Christopher Woodrow, que ajudou a produzir ou financiar filmes na última década, afirma que a tecnologia de livro-razão distribuído conhecida como blockchain vai abalar a indústria cinematográfica, e ele quer fazer parte disso.

O produtor de "Birdman", vencedor do Oscar de melhor filme, de "Aliança do Crime" e de "Até o Último Homem" planeja lançar seu próprio token baseado em blockchain, chamado MovieCoin, no primeiro trimestre de 2018. Os recursos levantados com a venda, ou oferta inicial de moeda (ICO, na sigla em inglês), financiarão uma série de filmes. Os investidores se beneficiarão porque os tokens, que podem ser negociados no mercado secundário, se valorizariam com base no sucesso dos filmes, disse Woodrow.

"Estamos tentando revolucionar o modelo de financiamento dos filmes", disse Woodrow, em entrevista por telefone. "Hollywood é movida pelos relacionamentos, e o que trazemos para a equação é a capacidade de acesso aos níveis mais elevados de financiamento de filmes.

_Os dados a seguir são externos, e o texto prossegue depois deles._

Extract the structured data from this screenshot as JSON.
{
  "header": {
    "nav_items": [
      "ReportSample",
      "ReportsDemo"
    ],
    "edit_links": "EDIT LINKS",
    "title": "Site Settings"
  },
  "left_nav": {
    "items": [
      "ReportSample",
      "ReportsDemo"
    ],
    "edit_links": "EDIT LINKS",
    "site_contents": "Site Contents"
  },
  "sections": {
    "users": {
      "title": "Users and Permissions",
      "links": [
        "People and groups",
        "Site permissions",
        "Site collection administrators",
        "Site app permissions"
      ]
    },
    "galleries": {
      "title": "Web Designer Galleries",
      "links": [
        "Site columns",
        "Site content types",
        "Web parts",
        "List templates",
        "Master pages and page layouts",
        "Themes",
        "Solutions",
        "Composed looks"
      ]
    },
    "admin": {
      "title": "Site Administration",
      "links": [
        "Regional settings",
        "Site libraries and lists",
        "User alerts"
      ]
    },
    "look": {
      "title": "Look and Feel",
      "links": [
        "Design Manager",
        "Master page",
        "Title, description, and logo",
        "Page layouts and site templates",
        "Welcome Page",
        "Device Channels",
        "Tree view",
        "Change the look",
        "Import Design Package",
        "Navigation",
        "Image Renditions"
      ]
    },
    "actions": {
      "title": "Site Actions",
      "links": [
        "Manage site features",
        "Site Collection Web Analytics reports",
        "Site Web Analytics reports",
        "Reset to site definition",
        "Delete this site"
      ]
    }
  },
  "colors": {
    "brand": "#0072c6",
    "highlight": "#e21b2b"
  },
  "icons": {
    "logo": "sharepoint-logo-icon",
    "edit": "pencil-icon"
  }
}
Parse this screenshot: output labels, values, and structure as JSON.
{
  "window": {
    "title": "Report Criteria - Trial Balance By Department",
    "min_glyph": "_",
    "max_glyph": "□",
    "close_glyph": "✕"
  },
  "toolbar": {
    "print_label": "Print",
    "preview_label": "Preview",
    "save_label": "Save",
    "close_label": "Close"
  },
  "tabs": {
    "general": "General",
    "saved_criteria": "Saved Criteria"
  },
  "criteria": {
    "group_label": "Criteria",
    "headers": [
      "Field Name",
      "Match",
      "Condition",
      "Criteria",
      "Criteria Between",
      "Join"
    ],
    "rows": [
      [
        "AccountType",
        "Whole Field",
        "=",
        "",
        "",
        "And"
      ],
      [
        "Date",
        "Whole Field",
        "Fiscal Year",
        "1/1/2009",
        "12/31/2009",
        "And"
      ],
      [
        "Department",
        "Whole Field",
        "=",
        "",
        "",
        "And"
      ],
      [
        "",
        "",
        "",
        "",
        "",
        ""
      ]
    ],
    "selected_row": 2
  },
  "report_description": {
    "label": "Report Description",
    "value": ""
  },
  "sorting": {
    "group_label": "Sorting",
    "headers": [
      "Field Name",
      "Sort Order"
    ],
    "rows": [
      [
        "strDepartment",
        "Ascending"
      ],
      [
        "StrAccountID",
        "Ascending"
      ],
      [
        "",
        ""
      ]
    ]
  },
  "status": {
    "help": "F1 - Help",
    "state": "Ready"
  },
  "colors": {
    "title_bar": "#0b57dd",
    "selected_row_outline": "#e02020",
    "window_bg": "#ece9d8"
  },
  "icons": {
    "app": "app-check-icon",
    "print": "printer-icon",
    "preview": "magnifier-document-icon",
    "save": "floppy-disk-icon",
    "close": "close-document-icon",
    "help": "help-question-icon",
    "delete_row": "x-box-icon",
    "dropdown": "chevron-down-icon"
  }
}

Estamos no processo de reunir uma série de projetos que incluirão grandes estrelas de cinema, diretores de primeira linha e produtores experientes e consolidados, que formarão a equipe inicial do MovieCoin."

O objetivo é vender US$ 100 milhões em tokens compatíveis com as regras da Comissão de Valores Mobiliários dos EUA (SEC, na sigla em inglês). Woodrow preferiu não citar os filmes considerados para o portfólio. Assim como os ICOs deram aos investidores no varejo acesso a projetos de tecnologia de ponta que costumavam ser reservados a capitalistas de risco, Woodrow afirma que os tokens também podem democratizar o financiamento de filmes.

Woodrow é ex-diretor administrativo da Prospect Point Capital, que investiu em acordos de capital de risco no setor de entretenimento. Também trabalhou no Citigroup, no Oppenheimer e no CIBC World Markets em banco de investimento e gestão de portfólio.

Esta não é a primeira tentativa de levar o blockchain, que é usado para verificar e registrar transações, ao show business. A Flixxo quer criar uma rede de compartilhamento de vídeos descentralizada semelhante ao YouTube e financiada por meio de seu token. A estrela do pop Björk disse que aceitará bitcoins e outras criptomoedas como forma de pagamento por seu último álbum, e, juntamente com as compras, distribuirá AudioCoins, uma criptomoeda criada para ser usada em uma plataforma de streaming de música descentralizada que recompensa fãs e artistas.

As startups levantaram mais de US$ 3 bilhões em ICOs, mais do que o financiamento de capital de risco, emitindo tokens extremamente voláteis que podem facilmente multiplicar seu valor ou entrar em colapso em questão de dias. A SEC tem alertado investidores sobre fraudes. O bitcoin, primeira e maior criptomoeda, acumula alta de mais de 700 por cento no ano e na sexta-feira deu novo salto, para um valor recorde próximo de US$ 8.000.

A febre das criptomoedas gerou comparações com a infame mania holandesa do bulbo de tulipa do século 17, quando os preços dispararam e depois entraram em colapso. A analogia tem paralelo para Woodrow, produtor-executivo do filme "Amor & Tulipas", lançado neste ano.